I know that the I-DesignR CE will work with the cutter and the Funtime will not support the CE. What other rhinestone software under $350 will support the CE ?


----------



## allhamps (Mar 15, 2007)

*Re: Rhinestone software for the CE 5000-60*

Check the threads here for the FunTime 2010/WinPC Sign. There are lots of cutters supported by at least the WinPC sign version I believe.


----------



## baddjun1 (Aug 5, 2009)

Although it is $399, above the ceiling you quoted, ACS Design Studio is worthy of consideration. It comes with more features than IDesignR. Klic-N-Kut.com: ACS Design Studiohttp://www.scrapbookdiecutter.com/mm5/merchant.mvc


----------



## Twanabee (Sep 14, 2009)

Teach....that looks good as far as features go. I will have to look at it a little more. Do you (or anyone else on here) ues it ? Let me know some reviews.


----------



## allhamps (Mar 15, 2007)

There's a very extensive thread here on the forum about the ACS products, both by those that use them and those that sell them. Do a quick search and it should come up.


----------



## plan b (Feb 21, 2007)

Funtime pro supports the ce-5000-40 driver in it and if I am not mistaken the ce5000-60 driver should be the same..


----------



## ashamutt (Feb 22, 2008)

Twanabee said:


> I know that the I-DesignR CE will work with the cutter and the Funtime will not support the CE. What other rhinestone software under $350 will support the CE ?


 
My Graphtec CE-5000 *60 *works fine with the FuntimeDeluxe 2010 software.


----------



## BML Builder (Jul 8, 2008)

Here are a few different threads that tell you more about the ACS software. I have the ACS software and so do a lot of other people on the forum. It is a good software and does work well with several cutters. Funtime is another good software and there are several different users that use it also. I do believe that the Funtime software is more limited on the different cutters that it has drivers for but the same company makes the winpcsign software that is a little bit more expensive but has more drivers for more cutters. Hope these help.

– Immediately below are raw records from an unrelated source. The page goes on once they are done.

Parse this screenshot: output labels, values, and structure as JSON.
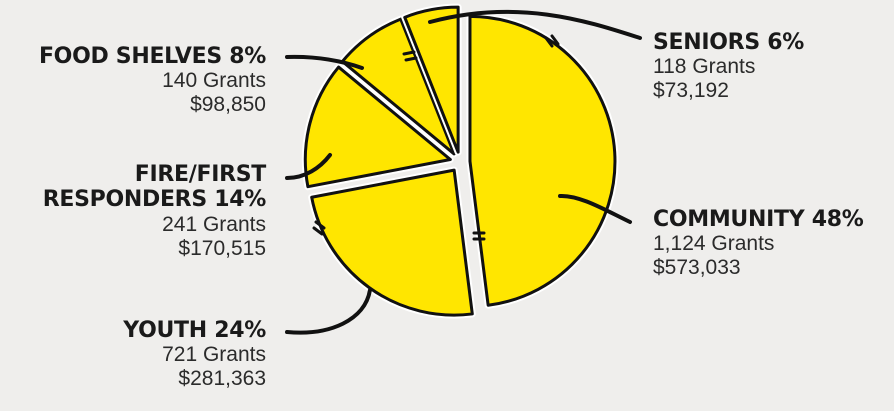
{
  "chart_data": {
    "type": "pie",
    "slices": [
      {
        "label": "COMMUNITY",
        "percent_label": "48%",
        "value": 48,
        "grants": "1,124 Grants",
        "amount": "$573,033"
      },
      {
        "label": "YOUTH",
        "percent_label": "24%",
        "value": 24,
        "grants": "721 Grants",
        "amount": "$281,363"
      },
      {
        "label": "FIRE/FIRST RESPONDERS",
        "label_line1": "FIRE/FIRST",
        "label_line2": "RESPONDERS",
        "percent_label": "14%",
        "value": 14,
        "grants": "241 Grants",
        "amount": "$170,515"
      },
      {
        "label": "FOOD SHELVES",
        "percent_label": "8%",
        "value": 8,
        "grants": "140 Grants",
        "amount": "$98,850"
      },
      {
        "label": "SENIORS",
        "percent_label": "6%",
        "value": 6,
        "grants": "118 Grants",
        "amount": "$73,192"
      }
    ],
    "colors": {
      "fill": "#ffe600",
      "outline": "#111111",
      "background": "#efeeec"
    }
  }
}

ACS software and what it can do
http://www.t-shirtforums.com/rhinestone-decoration/t105195.html

ACS and KNK softwares and the differences
http://www.t-shirtforums.com/rhinestone-decoration/t93093.html

Videos for ACS software
http://www.t-shirtforums.com/rhinestone-decoration/t119512.html


----------



## SandyMcC (Jul 23, 2009)

After reorganizing my site, those links are no longer valid. Here's a single link to view the various videos for rhinestone designing and rhinestone simulations:

Rhinestone Designing in KNK and ACS Studio


----------



## wwpro (Apr 9, 2009)

I JUST bought Funtime Deluxe PRO, few minutes ago. Is the most affordable solution I've found to design templates, and I have a Graphtec CE3000-60 which is not supported in theory, but I don't care since I plan to design on Funtime and export to flexi and cut from there.

It works even better if you have in mind to upgrade your cutter in the future and have no idea what you're gonna get. With that I mean it should be used as a standalone design software, and you should cut with your everyday cutting software. Hope it makes sense 

EDIT: Here's the place with the best price I've found http://www.rhinestonedesignz.com/Software/RA-00001-Funtime-Deluxe-Pro-2010.html


----------